Households' spending power 'recovering'
The typical level of disposable income - or spending power - available to households in the UK was £25,700 in 2014-15, official figures show.
This level of income - the median average - was £1,500 higher than the recent low of 2012-13, the Office for National Statistics (ONS) said.
It marks some recovery in incomes which had been hit by the financial crisis.
Retired households, whose state pensions have been protected, have had a much smoother ride.
The ONS suggested that household incomes during and after the financial crisis were moving at a different pace for retired households and working families.
The typical incomes of retired households rose by 7.7%, a total rise of £1,500, between 2007-08 and 2014-15.
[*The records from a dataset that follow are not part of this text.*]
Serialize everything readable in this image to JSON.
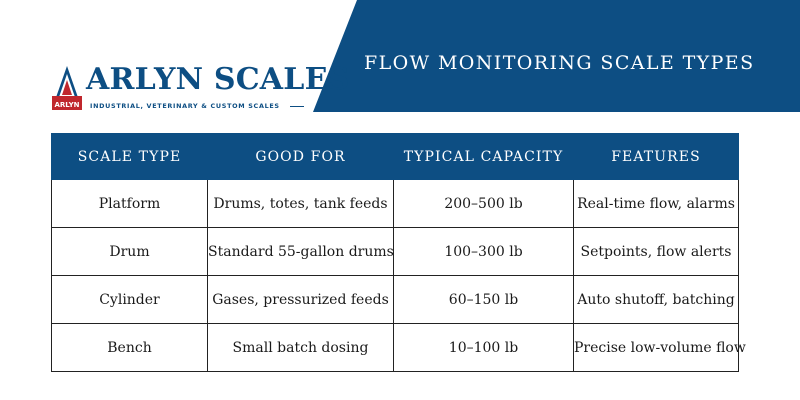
{
  "brand": {
    "logo_badge": "ARLYN",
    "name": "ARLYN SCALES",
    "tagline": "INDUSTRIAL, VETERINARY & CUSTOM SCALES",
    "primary_color": "#0d4e83",
    "accent_color": "#c0272d"
  },
  "banner": {
    "title": "FLOW MONITORING SCALE TYPES"
  },
  "table": {
    "headers": [
      "SCALE TYPE",
      "GOOD FOR",
      "TYPICAL CAPACITY",
      "FEATURES"
    ],
    "rows": [
      [
        "Platform",
        "Drums, totes, tank feeds",
        "200–500 lb",
        "Real-time flow, alarms"
      ],
      [
        "Drum",
        "Standard 55-gallon drums",
        "100–300 lb",
        "Setpoints, flow alerts"
      ],
      [
        "Cylinder",
        "Gases, pressurized feeds",
        "60–150 lb",
        "Auto shutoff, batching"
      ],
      [
        "Bench",
        "Small batch dosing",
        "10–100 lb",
        "Precise low-volume flow"
      ]
    ]
  }
}
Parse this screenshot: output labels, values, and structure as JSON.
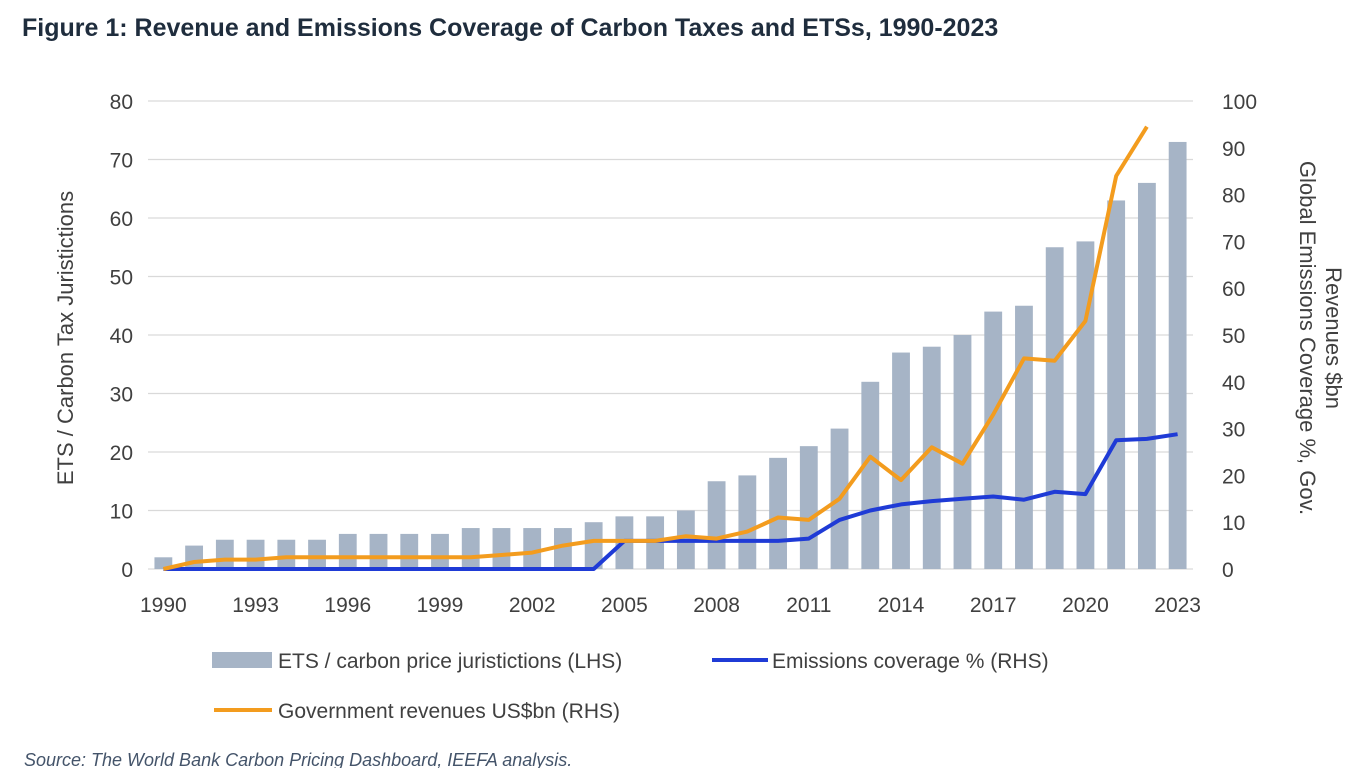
{
  "figure": {
    "title": "Figure 1: Revenue and Emissions Coverage of Carbon Taxes and ETSs, 1990-2023",
    "source": "Source: The World Bank Carbon Pricing Dashboard, IEEFA analysis."
  },
  "colors": {
    "bars": "#a6b4c6",
    "emissions_line": "#1f3bd6",
    "revenue_line": "#f39c1e",
    "gridline": "#d9d9d9",
    "tick_text": "#404040"
  },
  "chart_data": {
    "type": "bar",
    "x": [
      1990,
      1991,
      1992,
      1993,
      1994,
      1995,
      1996,
      1997,
      1998,
      1999,
      2000,
      2001,
      2002,
      2003,
      2004,
      2005,
      2006,
      2007,
      2008,
      2009,
      2010,
      2011,
      2012,
      2013,
      2014,
      2015,
      2016,
      2017,
      2018,
      2019,
      2020,
      2021,
      2022,
      2023
    ],
    "x_tick_labels": [
      "1990",
      "1993",
      "1996",
      "1999",
      "2002",
      "2005",
      "2008",
      "2011",
      "2014",
      "2017",
      "2020",
      "2023"
    ],
    "ylabel_left": "ETS / Carbon Tax Juristictions",
    "ylabel_right_line1": "Global Emissions Coverage %, Gov.",
    "ylabel_right_line2": "Revenues $bn",
    "ylim_left": [
      0,
      80
    ],
    "ylim_right": [
      0,
      100
    ],
    "yticks_left": [
      0,
      10,
      20,
      30,
      40,
      50,
      60,
      70,
      80
    ],
    "yticks_right": [
      0,
      10,
      20,
      30,
      40,
      50,
      60,
      70,
      80,
      90,
      100
    ],
    "grid": true,
    "legend_position": "bottom",
    "series": [
      {
        "name": "ETS / carbon price juristictions (LHS)",
        "kind": "bar",
        "axis": "left",
        "values": [
          2,
          4,
          5,
          5,
          5,
          5,
          6,
          6,
          6,
          6,
          7,
          7,
          7,
          7,
          8,
          9,
          9,
          10,
          15,
          16,
          19,
          21,
          24,
          32,
          37,
          38,
          40,
          44,
          45,
          55,
          56,
          63,
          66,
          73
        ]
      },
      {
        "name": "Emissions coverage % (RHS)",
        "kind": "line",
        "axis": "right",
        "values": [
          0,
          0,
          0,
          0,
          0,
          0,
          0,
          0,
          0,
          0,
          0,
          0,
          0,
          0,
          0,
          6,
          6,
          6,
          6,
          6,
          6,
          6.5,
          10.5,
          12.5,
          13.8,
          14.5,
          15,
          15.5,
          14.8,
          16.5,
          16,
          27.5,
          27.8,
          28.8
        ]
      },
      {
        "name": "Government revenues US$bn (RHS)",
        "kind": "line",
        "axis": "right",
        "values": [
          0,
          1.5,
          2,
          2,
          2.5,
          2.5,
          2.5,
          2.5,
          2.5,
          2.5,
          2.5,
          3,
          3.5,
          5,
          6,
          6,
          6,
          7,
          6.5,
          8,
          11,
          10.5,
          15,
          24,
          19,
          26,
          22.5,
          33,
          45,
          44.5,
          53,
          84,
          94.5,
          null
        ]
      }
    ]
  }
}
Some income has been protected by the so-called triple lock - a government promise which means the state pension rises each April to match the highest of inflation, earnings, or 2.5%.
In contrast, non-retired households - including working families - have still not seen a full recovery of incomes compared to before the financial crisis. This group's household disposable income was still 3.1%, or £900, below the level seen in 2007-08.
Matt Whittaker, chief economist at the Resolution Foundation think-tank, said: "Strong jobs growth and ultra-low inflation have finally pushed living standards back above where they were before the financial crisis. But the downturn has been felt very differently between generations, and across the UK.
"This generational divide opened up well before the financial crisis landed. As a result, typical working age families are no better off today than they were a decade ago, while typical pensioner incomes are 15% higher.
"This divide is unlikely to widen in the coming years, but nor do we see any sign of narrowing. By 2020, pensioner incomes are set to be over a third higher than they were at the turn of the century - more than double the increase experienced by working-age households."
However, the ONS pointed out that the most recent increase in disposable incomes across UK households had been driven largely by average earnings rising faster than inflation and continued growth in employment rates.